Campfires, Four-Wheelers, Puppies

   My earliest memory is from when we lived in a subdivision. I was around a year and a half. The neighbors had a dog chained in their back yard. It was barking at me, but I wasn't scared. I pressed my eye close to a crack in the fence to look at it, and I can still remember the smell of the warm wood.
   When I was around the same age I remember pulling handfuls of pea gravel toward me. It was warm, smooth and dusty. And then I felt guilty, as if I wasn't supposed to touch it.
   I remember playing with my brothers in our sandbox. It had just rained and the sand was wet. Mommy let me take a doll out to play with. It had dark skin and wore a pale blue dress. Someone had chewed off its fingers, but I thought it was just beautiful. But while in the sandbox I tripped and dropped her. The wet sand stuck to her, and I couldn't get it out of her eyes. I ran to the house to show Mommy.
   I remember it snowing. The ground wasn't even completely white yet but I wanted to go play in it. Daddy came out with me. I told him I wanted to make a snow bunny family. So we did. I remember they had pinecones for ears. I thought Daddy was so clever.
   I remember leaning on the window seal and watching a mole make a dirt hill in the yard. It was fascinating. But when I ran out the front door to catch the mole he disappeared.
   I remember riding "horsie" on Daddy's back with my brother. We tried to hold on tight, but we laughed so hard we tumbled off anyway.
   I remember having the flu. I told Mommy I was scared I was going to puke again. She held me and rocked me to sleep. I dreamed that my stuffed dog, snowball, was real and was playing in a water sprinkler with me. Then I woke up and told Mommy about it.
   I remember sitting in church with my head resting on Daddy's or Mommy's lap. I could see my cousins sitting in the bench in front of us. I knew more were sitting behind us, and I felt so secure.
   I remember Grandma taking me shopping. She bought me a blue shirt with a puppy on it. She tried to buy me some pants, but couldn't find any my size. I remember her holding a pair up to me and saying, "I don't know, your so tiny." Then she took me to Burgerville and got me a Kids Meal with radish seeds and a little red shovel. I planted those seeds beside our barn, and they grew! I was so happy when I pulled the green leaves out of the ground and found red balls hanging from the ends. I remember how excited Mommy was for me as she put them on the kitchen window seal. I can still remember what they tasted like, though I don't actually remember eating them.
   I remember Grandpa serving up chocolate ice cream.

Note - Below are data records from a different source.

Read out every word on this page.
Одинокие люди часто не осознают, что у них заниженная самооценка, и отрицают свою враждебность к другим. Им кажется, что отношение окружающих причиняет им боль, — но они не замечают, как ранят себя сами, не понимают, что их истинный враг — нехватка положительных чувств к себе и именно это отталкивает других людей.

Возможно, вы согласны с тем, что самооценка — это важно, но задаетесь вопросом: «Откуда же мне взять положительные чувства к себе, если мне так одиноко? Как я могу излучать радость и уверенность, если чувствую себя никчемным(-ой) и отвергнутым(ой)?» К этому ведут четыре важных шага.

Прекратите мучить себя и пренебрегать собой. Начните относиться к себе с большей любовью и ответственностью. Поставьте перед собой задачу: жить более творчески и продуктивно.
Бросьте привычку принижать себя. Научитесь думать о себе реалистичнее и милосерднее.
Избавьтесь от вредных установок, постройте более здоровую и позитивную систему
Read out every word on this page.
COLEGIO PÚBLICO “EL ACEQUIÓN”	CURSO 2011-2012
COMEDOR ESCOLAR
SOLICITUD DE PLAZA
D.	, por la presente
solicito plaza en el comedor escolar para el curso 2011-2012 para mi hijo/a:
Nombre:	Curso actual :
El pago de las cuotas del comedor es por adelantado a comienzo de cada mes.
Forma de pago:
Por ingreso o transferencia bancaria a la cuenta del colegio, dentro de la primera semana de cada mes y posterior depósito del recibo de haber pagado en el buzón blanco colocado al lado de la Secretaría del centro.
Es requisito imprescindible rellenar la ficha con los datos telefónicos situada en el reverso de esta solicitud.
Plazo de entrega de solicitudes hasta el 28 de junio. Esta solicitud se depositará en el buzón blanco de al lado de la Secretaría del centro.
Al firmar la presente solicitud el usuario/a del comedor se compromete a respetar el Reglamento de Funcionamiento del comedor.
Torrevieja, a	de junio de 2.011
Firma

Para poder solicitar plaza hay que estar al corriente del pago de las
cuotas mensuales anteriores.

He asked me which dish I wanted, and I suddenly realized I was still clutching in my dirty hands the Barbie plate I'd been playing with outside. I held it out and said, "This one!" and he said, "Well, we have to wash it first." He carefully washed and dried it for me. I now own that plate. It's in my hope chest.
   I remember riding on one of my uncles shoulders at the Lilac Gardens. I felt so high up, but wasn't at all scared of falling.
   I remember The Ranch. It would take a whole blog post to describe it. Four wheelers, kick the can, sleeping bags, and playing house in the barn. I fell asleep to the sound off the big kids riding four wheelers, and laughing as they roasted marshmallows around the fire in the yard. Everything was happy, cozy and safe.
   I remember going to a strangers house to choose a puppy. Mom said I could choose. I sat on the floor and one of them climbed into my lap and began to lick me all over. I wrapped my arms around it and cried, "This one! I want this one!" I didn't even look at the others. We named him Shadow. I loved him and he followed my brothers and me everywhere.
   Years of memories of playing with cousins. So many fun times we have had. It makes me sad to think that we can never go back. But, of course, we can always look forward to the future .
   Well, those are a few of my memories.